Yields from these crops are always uncertain, due to environmental factors, climate change, disease and pests, Facchini says. “What if there’s a blight — and there have been blights — of the opium poppy crop in Australia?”
Moreover, 95 per cent of the global population has no access to any opiates, he notes. “How do most people in the world manage pain?
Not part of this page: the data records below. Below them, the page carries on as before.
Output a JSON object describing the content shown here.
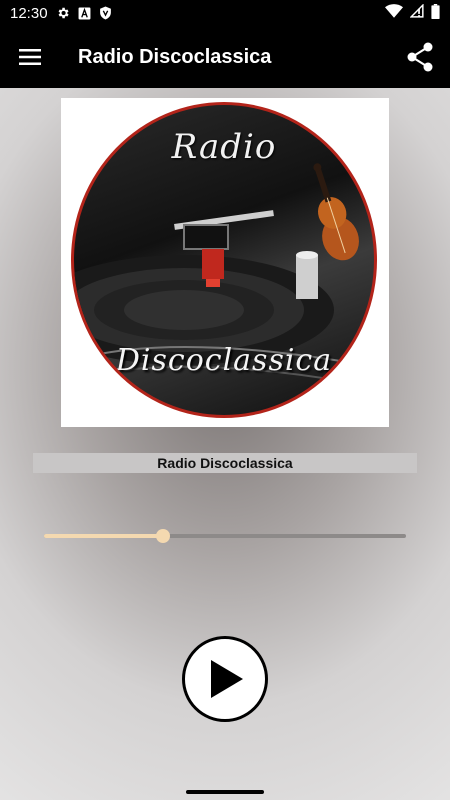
{
  "status_bar": {
    "time": "12:30",
    "left_icons": [
      "gear-icon",
      "a-box-icon",
      "shield-icon"
    ],
    "right_icons": [
      "wifi-icon",
      "signal-icon",
      "battery-icon"
    ]
  },
  "app_bar": {
    "title": "Radio Discoclassica",
    "menu_icon": "hamburger-menu-icon",
    "share_icon": "share-icon"
  },
  "cover": {
    "word1": "Radio",
    "word2": "Discoclassica",
    "ring_color": "#b3241a"
  },
  "player": {
    "station_name": "Radio Discoclassica",
    "volume_fraction": 0.33,
    "volume_color": "#f4d9b0",
    "play_icon": "play-icon"
  }
}
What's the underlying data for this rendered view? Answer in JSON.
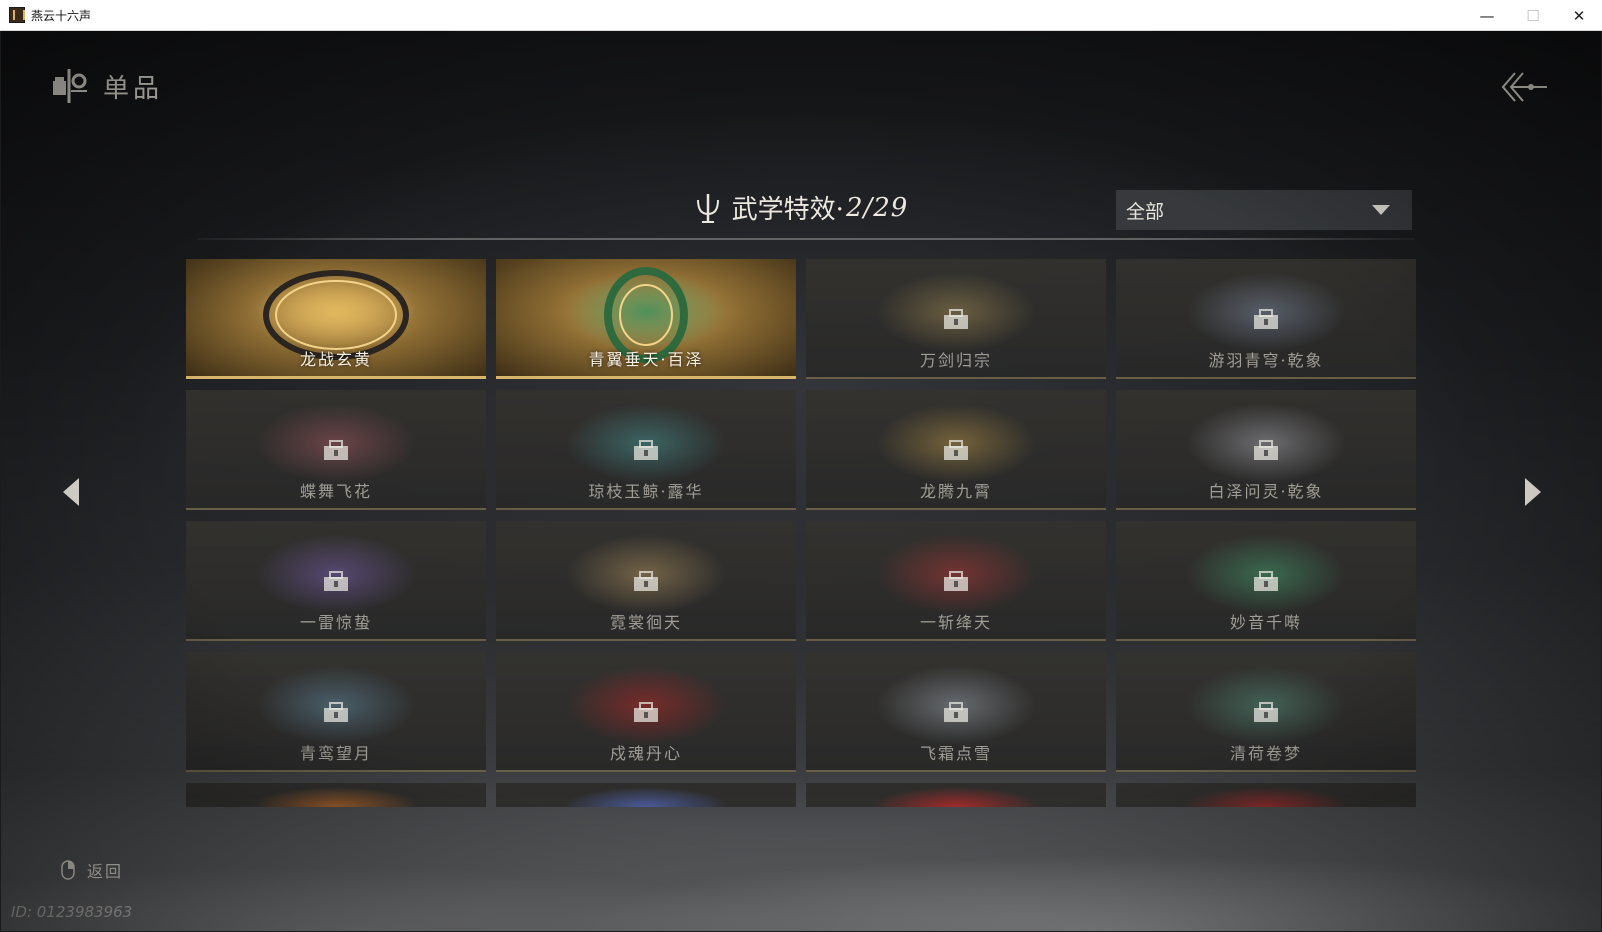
{
  "window": {
    "title": "燕云十六声",
    "minimize": "—",
    "maximize": "☐",
    "close": "✕"
  },
  "header": {
    "title": "单品"
  },
  "section": {
    "title": "武学特效·",
    "count": "2/29"
  },
  "filter": {
    "selected": "全部"
  },
  "items": [
    {
      "name": "龙战玄黄",
      "unlocked": true,
      "accent": "#e2b95e"
    },
    {
      "name": "青翼垂天·百泽",
      "unlocked": true,
      "accent": "#3f8c5a"
    },
    {
      "name": "万剑归宗",
      "unlocked": false,
      "accent": "#b59a5a"
    },
    {
      "name": "游羽青穹·乾象",
      "unlocked": false,
      "accent": "#8a9ab5"
    },
    {
      "name": "蝶舞飞花",
      "unlocked": false,
      "accent": "#b5606a"
    },
    {
      "name": "琼枝玉鲸·露华",
      "unlocked": false,
      "accent": "#4aa6a6"
    },
    {
      "name": "龙腾九霄",
      "unlocked": false,
      "accent": "#c9a24a"
    },
    {
      "name": "白泽问灵·乾象",
      "unlocked": false,
      "accent": "#b8b8c2"
    },
    {
      "name": "一雷惊蛰",
      "unlocked": false,
      "accent": "#8a6ac9"
    },
    {
      "name": "霓裳徊天",
      "unlocked": false,
      "accent": "#c9a56a"
    },
    {
      "name": "一斩绛天",
      "unlocked": false,
      "accent": "#c93a3a"
    },
    {
      "name": "妙音千啭",
      "unlocked": false,
      "accent": "#4ab57a"
    },
    {
      "name": "青鸾望月",
      "unlocked": false,
      "accent": "#6a9ab5"
    },
    {
      "name": "戍魂丹心",
      "unlocked": false,
      "accent": "#d02828"
    },
    {
      "name": "飞霜点雪",
      "unlocked": false,
      "accent": "#aab4c0"
    },
    {
      "name": "清荷卷梦",
      "unlocked": false,
      "accent": "#5aa08a"
    }
  ],
  "partial_items": [
    {
      "accent": "#9a5a2a"
    },
    {
      "accent": "#4a5a9a"
    },
    {
      "accent": "#a02a2a"
    },
    {
      "accent": "#8a2a2a"
    }
  ],
  "footer": {
    "back_label": "返回"
  },
  "player_id": "ID: 0123983963",
  "icons": {
    "header": "collection-icon",
    "back_top": "back-arrow-icon",
    "section": "trident-icon",
    "lock": "lock-icon",
    "nav_left": "arrow-left-icon",
    "nav_right": "arrow-right-icon",
    "mouse": "mouse-icon"
  }
}
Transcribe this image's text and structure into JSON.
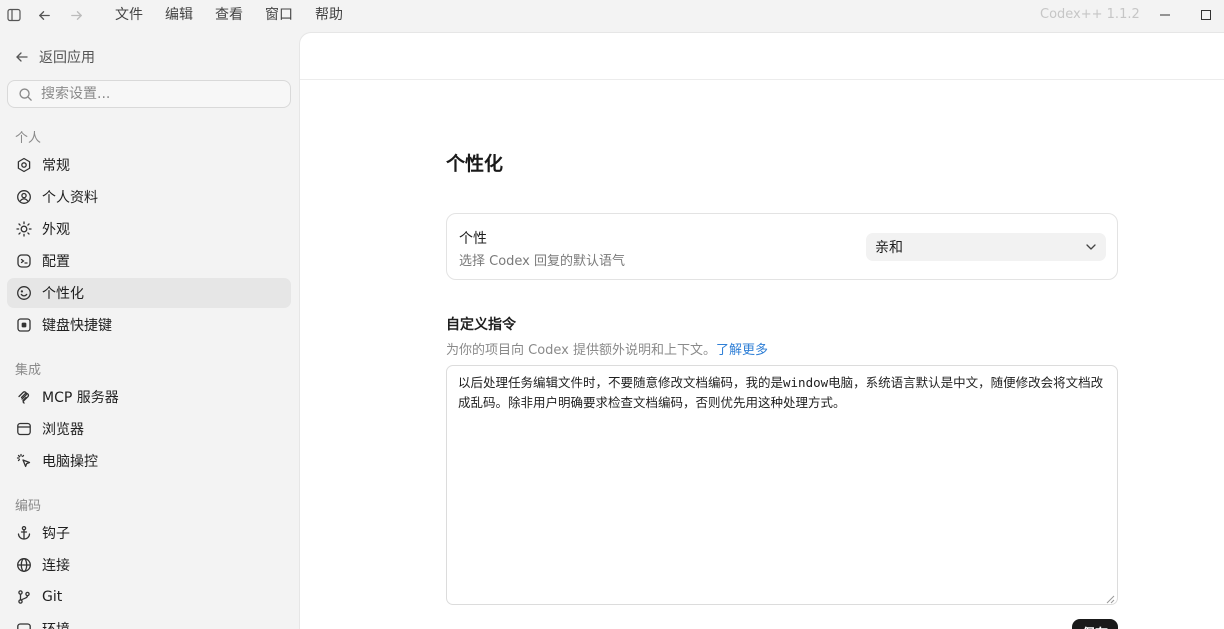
{
  "titlebar": {
    "menu": [
      "文件",
      "编辑",
      "查看",
      "窗口",
      "帮助"
    ],
    "app_version": "Codex++ 1.1.2"
  },
  "sidebar": {
    "back_label": "返回应用",
    "search_placeholder": "搜索设置...",
    "sections": [
      {
        "label": "个人",
        "items": [
          {
            "label": "常规",
            "icon": "settings-hex-icon"
          },
          {
            "label": "个人资料",
            "icon": "user-circle-icon"
          },
          {
            "label": "外观",
            "icon": "sun-icon"
          },
          {
            "label": "配置",
            "icon": "config-icon"
          },
          {
            "label": "个性化",
            "icon": "smile-icon",
            "active": true
          },
          {
            "label": "键盘快捷键",
            "icon": "keyboard-icon"
          }
        ]
      },
      {
        "label": "集成",
        "items": [
          {
            "label": "MCP 服务器",
            "icon": "mcp-icon"
          },
          {
            "label": "浏览器",
            "icon": "browser-icon"
          },
          {
            "label": "电脑操控",
            "icon": "cursor-click-icon"
          }
        ]
      },
      {
        "label": "编码",
        "items": [
          {
            "label": "钩子",
            "icon": "anchor-icon"
          },
          {
            "label": "连接",
            "icon": "globe-icon"
          },
          {
            "label": "Git",
            "icon": "git-branch-icon"
          },
          {
            "label": "环境",
            "icon": "environment-icon"
          }
        ]
      }
    ]
  },
  "main": {
    "title": "个性化",
    "personality": {
      "title": "个性",
      "description": "选择 Codex 回复的默认语气",
      "selected": "亲和"
    },
    "custom_instructions": {
      "title": "自定义指令",
      "description": "为你的项目向 Codex 提供额外说明和上下文。",
      "link": "了解更多",
      "value": "以后处理任务编辑文件时，不要随意修改文档编码，我的是window电脑，系统语言默认是中文，随便修改会将文档改成乱码。除非用户明确要求检查文档编码，否则优先用这种处理方式。"
    },
    "save_label": "保存"
  }
}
They don’t.”
A production system using yeast grown in a fermenter and fed cheap carbon (sugar) could provide relatively inexpensive opiates to hundreds of millions of people, he says.
The next steps to achieving such a system are to look for any more missing genes involved in thebaine production, and to get plant-derived genes and enzymes to function optimally in a yeast cell.
Team tracked down ‘missing’ component in thebaine production
The team started looking for a ‘missing’ component in how the opium poppy plant chemically synthesizes thebaine, after observing a problem when trying to produce thebaine in yeast.
They found for the first time an unstable, transient compound involved in the final synthesis step which quickly biodegraded into an unwanted byproduct, resulting in very little thebaine produced.
Thebaine accumulates naturally in specialized cells in the latex of the opium poppy plant — the “milk of the poppy” made famous in the Game of Thrones television series. The team added some extract from the latex to in vitro assay samples and immediately saw increased thebaine production.
“That was really the Eureka! moment, because now you can say there’s a protein in there that’s playing that role,” Facchini says.
The team used classic biochemistry techniques such as protein purification, coupled with state-of-the-art proteomics and gene synthesis to pinpoint the gene and its location — in a novel gene cluster in the opium poppy plant genome.
They then showed the function of thebaine synthase, using ‘gene-silencing’ technology to knock down the responsible gene, and an engineered yeast strain with the gene inserted. Even in initial experiments, thebaine production in yeast increased by more than 20-fold.
Epimeron and Intrexon have patented the gene for yeast-based opiate production.
“The most exciting possibility from this breakthrough work is opening the door to developing new and better opiates,” says Joseph Tucker, CEO of Epimeron.
The team’s research was supported by Intrexon, Epimeron, the National Research Council of Canada’s Industrial Research Assistance Program, Innovate Calgary and the University of Calgary.